Self-Supervised Learning of Clinical Dynamics: The model successfully captured complex physiological and treatment-response relationships purely from real-world observational data, without rule-based constraints or outcome annotations.
Scalable Simulation Framework: The system generated over 622,000 counterfactual trajectories in under 10 hours, averaging 0.052 seconds per simulation, demonstrating feasibility for large-scale in-silico trials.
Validation of "What-If" Reasoning: The study proved that modifying specific input tokens (age, labs) leads to output changes that align with established medical knowledge.

4. Results

The model's counterfactual outputs aligned with established clinical patterns:

Age Modification:
- Mortality: Increased significantly with simulated age increments (strongest at +15 years, $p=0.0055$ ).
- Other Outcomes: Remdesivir use and length of stay did not show consistent trends, likely due to the cohort's already advanced mean age (>65) and hospital discharge regulations during the pandemic.
Serum CRP Modification (Inflammation):
- Mortality: Increased with higher CRP levels ( $p < 0.05$ for high increments).
- Remdesivir Use: Increased with higher CRP, reflecting clinical practice of treating more severe inflammatory responses.
- Length of Stay: Significantly increased for CRP +150 and +200 mg/L.
Serum Creatinine Modification (Kidney Function):
- Remdesivir Use: Decreased significantly with impaired kidney function ( $p < 0.001$ ), correctly reflecting clinical caution regarding renal toxicity.
- Mortality: Increased with worsening kidney function ( $p < 0.001$ ).
- Length of Stay: Showed a trend toward increase, though not statistically significant.

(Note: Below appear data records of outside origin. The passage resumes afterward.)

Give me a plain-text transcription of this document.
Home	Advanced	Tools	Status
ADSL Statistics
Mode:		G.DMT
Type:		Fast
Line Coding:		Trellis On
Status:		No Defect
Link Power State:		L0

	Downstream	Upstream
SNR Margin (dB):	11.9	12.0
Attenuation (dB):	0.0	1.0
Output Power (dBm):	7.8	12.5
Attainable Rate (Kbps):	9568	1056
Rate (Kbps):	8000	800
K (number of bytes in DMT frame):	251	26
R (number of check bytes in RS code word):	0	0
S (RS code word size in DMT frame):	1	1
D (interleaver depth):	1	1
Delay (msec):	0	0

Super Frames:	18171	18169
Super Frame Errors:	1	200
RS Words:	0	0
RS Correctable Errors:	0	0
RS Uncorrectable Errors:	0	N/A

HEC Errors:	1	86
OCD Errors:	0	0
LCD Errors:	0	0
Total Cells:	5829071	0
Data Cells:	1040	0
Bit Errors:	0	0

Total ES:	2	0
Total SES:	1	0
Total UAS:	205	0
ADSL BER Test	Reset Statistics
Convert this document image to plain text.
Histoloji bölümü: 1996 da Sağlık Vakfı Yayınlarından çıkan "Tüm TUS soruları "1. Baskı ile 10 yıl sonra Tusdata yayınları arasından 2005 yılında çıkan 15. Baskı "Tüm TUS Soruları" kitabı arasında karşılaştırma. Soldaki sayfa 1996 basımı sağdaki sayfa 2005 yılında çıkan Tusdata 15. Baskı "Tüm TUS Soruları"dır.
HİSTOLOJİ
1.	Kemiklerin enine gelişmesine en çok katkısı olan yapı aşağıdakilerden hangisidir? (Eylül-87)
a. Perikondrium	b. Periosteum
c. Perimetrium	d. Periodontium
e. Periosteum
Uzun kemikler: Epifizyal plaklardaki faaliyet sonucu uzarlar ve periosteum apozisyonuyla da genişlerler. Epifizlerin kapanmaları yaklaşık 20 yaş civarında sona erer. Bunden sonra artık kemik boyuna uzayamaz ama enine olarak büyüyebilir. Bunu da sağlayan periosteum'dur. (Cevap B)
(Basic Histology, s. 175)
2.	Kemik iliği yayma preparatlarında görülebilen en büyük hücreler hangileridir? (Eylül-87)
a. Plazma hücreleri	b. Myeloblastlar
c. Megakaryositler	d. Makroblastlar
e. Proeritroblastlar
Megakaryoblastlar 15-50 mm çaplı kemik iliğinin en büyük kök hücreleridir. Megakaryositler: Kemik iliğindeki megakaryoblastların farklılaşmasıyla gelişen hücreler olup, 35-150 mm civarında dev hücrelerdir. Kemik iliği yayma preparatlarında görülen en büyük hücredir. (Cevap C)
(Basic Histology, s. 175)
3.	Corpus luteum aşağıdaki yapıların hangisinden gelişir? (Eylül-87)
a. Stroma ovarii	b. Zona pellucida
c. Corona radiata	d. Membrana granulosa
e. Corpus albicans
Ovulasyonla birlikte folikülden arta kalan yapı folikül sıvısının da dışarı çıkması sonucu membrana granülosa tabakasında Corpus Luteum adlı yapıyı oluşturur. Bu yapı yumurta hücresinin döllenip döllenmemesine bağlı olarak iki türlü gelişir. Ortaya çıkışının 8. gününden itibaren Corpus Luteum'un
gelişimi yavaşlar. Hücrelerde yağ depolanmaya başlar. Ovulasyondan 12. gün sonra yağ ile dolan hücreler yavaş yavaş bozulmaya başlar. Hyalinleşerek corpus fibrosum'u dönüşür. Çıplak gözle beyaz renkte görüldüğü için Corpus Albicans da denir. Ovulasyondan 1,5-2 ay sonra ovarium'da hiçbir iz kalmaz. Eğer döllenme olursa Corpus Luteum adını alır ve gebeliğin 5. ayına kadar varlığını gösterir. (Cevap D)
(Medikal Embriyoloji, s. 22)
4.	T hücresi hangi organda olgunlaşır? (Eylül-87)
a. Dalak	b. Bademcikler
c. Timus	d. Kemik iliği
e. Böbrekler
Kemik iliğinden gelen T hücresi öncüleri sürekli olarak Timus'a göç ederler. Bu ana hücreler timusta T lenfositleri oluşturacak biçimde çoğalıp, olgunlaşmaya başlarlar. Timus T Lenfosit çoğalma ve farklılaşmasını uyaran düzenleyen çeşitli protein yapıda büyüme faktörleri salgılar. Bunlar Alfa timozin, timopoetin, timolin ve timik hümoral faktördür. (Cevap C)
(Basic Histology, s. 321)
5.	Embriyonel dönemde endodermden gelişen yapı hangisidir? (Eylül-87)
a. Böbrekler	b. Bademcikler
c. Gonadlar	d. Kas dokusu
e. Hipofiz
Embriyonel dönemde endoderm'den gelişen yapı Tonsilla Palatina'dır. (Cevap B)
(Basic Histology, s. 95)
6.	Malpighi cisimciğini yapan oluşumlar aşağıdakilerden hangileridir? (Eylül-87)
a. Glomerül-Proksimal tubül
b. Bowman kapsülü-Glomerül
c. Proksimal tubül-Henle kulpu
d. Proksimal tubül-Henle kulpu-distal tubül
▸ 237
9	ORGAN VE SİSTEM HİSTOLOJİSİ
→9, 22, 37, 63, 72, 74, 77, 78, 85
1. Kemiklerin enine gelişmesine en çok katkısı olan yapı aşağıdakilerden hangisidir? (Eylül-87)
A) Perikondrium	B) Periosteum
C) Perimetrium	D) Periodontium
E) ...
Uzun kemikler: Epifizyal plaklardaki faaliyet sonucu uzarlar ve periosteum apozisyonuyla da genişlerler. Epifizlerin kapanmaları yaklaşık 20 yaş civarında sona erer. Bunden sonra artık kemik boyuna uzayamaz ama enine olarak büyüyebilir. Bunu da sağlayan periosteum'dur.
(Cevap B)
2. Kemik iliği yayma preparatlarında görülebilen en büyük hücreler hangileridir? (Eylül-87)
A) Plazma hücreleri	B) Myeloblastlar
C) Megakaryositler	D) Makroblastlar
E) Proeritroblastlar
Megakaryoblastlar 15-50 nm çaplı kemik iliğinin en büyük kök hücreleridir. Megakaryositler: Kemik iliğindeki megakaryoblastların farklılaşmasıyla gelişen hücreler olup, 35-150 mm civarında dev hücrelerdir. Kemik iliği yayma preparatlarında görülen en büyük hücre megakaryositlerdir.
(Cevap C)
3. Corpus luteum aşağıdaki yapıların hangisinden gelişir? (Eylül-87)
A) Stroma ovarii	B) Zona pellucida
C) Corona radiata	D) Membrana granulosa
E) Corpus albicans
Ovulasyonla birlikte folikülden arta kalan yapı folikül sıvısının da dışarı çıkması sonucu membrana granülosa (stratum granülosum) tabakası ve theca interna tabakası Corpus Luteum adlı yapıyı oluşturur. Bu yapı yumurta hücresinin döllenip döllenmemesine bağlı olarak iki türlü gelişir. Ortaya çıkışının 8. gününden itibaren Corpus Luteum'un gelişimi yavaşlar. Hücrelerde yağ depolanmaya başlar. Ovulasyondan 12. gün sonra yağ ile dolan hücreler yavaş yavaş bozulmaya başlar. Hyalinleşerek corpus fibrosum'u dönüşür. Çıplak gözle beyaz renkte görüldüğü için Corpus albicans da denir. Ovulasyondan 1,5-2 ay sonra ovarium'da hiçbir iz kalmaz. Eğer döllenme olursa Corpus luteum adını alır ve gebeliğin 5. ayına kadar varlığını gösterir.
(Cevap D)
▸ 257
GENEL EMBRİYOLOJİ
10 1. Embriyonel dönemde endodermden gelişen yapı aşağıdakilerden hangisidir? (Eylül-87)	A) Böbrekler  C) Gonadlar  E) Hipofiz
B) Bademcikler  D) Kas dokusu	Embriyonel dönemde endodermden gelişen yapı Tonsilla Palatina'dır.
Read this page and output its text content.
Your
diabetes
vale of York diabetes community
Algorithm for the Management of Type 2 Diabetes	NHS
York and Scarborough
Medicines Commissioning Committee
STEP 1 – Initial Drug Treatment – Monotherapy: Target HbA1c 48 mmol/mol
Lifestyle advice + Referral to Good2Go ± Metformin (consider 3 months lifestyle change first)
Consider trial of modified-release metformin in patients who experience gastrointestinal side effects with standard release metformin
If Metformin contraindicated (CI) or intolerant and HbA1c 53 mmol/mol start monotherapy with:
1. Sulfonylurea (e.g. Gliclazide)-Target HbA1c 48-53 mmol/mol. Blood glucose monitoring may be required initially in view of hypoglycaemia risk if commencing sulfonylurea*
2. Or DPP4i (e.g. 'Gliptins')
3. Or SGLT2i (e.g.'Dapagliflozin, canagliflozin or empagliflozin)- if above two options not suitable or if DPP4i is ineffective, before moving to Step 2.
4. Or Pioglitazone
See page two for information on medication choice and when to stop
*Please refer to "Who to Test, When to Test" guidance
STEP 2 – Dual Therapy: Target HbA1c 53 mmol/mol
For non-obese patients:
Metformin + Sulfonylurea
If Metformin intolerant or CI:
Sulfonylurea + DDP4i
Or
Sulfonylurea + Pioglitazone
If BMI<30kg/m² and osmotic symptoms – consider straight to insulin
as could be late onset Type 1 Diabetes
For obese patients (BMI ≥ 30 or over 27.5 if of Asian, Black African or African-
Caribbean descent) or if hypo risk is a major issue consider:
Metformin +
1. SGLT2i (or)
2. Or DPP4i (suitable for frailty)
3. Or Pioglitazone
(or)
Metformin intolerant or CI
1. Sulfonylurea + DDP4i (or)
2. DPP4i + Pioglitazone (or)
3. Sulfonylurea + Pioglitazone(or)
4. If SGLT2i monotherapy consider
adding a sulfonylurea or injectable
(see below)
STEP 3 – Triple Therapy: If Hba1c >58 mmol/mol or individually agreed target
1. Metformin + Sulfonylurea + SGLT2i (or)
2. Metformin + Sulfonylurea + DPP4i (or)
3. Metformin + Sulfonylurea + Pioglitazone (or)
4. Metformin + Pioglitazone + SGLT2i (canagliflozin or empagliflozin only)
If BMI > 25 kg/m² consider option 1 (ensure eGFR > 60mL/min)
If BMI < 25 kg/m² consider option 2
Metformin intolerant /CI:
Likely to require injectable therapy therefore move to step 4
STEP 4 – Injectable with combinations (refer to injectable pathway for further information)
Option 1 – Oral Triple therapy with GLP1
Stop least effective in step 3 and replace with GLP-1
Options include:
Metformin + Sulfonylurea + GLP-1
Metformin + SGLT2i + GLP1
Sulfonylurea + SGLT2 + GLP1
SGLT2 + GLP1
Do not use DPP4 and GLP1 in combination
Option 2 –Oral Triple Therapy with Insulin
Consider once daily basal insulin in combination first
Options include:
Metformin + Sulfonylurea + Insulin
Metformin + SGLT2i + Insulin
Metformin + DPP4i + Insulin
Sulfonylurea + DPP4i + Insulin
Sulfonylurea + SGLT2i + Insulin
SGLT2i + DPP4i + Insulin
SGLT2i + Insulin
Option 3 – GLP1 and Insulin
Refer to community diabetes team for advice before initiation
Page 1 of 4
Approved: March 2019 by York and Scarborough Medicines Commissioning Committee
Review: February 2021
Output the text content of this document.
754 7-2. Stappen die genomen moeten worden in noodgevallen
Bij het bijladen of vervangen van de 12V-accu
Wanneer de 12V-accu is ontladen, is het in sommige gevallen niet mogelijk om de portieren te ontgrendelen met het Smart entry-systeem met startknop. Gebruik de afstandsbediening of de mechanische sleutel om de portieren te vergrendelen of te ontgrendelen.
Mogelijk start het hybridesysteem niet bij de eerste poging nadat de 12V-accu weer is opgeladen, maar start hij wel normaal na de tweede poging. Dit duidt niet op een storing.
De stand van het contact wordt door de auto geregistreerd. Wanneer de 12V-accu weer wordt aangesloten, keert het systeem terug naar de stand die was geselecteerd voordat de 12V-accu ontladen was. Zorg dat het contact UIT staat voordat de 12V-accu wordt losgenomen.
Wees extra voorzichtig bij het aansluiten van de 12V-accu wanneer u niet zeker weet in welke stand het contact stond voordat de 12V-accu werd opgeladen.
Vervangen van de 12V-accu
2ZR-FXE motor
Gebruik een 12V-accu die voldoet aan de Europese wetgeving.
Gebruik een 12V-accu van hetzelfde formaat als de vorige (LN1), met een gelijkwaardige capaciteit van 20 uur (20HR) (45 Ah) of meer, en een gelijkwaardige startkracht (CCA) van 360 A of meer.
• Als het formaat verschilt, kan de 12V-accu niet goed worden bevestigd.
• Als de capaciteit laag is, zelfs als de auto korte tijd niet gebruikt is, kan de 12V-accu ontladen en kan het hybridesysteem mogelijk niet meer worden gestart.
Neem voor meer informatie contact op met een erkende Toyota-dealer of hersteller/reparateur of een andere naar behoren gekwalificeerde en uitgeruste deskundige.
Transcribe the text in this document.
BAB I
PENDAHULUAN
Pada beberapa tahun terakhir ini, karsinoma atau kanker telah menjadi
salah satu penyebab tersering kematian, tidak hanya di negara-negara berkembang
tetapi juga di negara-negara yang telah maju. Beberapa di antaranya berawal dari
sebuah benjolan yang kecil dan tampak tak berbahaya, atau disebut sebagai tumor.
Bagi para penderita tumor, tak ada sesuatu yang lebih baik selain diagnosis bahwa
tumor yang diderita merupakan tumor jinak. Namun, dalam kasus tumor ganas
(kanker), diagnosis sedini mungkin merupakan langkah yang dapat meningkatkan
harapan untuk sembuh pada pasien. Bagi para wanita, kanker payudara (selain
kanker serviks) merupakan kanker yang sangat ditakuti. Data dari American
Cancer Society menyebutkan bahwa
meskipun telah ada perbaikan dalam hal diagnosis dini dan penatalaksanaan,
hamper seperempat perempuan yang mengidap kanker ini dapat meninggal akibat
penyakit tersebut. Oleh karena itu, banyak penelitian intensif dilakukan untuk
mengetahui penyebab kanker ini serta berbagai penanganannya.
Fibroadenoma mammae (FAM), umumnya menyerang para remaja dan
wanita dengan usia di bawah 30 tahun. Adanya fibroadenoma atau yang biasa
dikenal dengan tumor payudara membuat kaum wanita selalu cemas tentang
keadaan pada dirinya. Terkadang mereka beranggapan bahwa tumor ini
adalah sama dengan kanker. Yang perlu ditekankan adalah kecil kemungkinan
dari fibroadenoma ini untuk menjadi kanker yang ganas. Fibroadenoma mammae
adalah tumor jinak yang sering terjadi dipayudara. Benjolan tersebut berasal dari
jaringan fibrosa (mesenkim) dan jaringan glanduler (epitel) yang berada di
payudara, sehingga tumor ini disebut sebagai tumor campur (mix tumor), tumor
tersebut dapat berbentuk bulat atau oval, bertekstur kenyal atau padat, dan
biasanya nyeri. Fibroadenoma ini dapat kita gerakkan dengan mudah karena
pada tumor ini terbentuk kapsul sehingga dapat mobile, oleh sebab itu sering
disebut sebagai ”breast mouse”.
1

5. Significance and Implications

Personalized Medicine: Enables dynamic risk assessment by simulating how specific patient attributes (e.g., lab values) influence outcomes, potentially guiding treatment timing.
Data Augmentation: Can generate synthetic data for underrepresented scenarios (e.g., high-mortality cases) to improve training datasets for other AI models.
Clinical Decision Support: Offers a tool for physicians to visualize potential outcomes of different clinical states, enhancing patient-physician communication.
Future Research: Establishes a foundation for in-silico trials where interventions can be tested on virtual patient cohorts, potentially reducing the cost and time of traditional clinical trials.

Limitations Noted: The study focused on single-variable modifications (not simultaneous multi-variable changes) and did not simulate counterfactual treatment choices (e.g., "what if we gave Drug A instead of Drug B") due to the complexity of causal inference modeling, which remains an open challenge.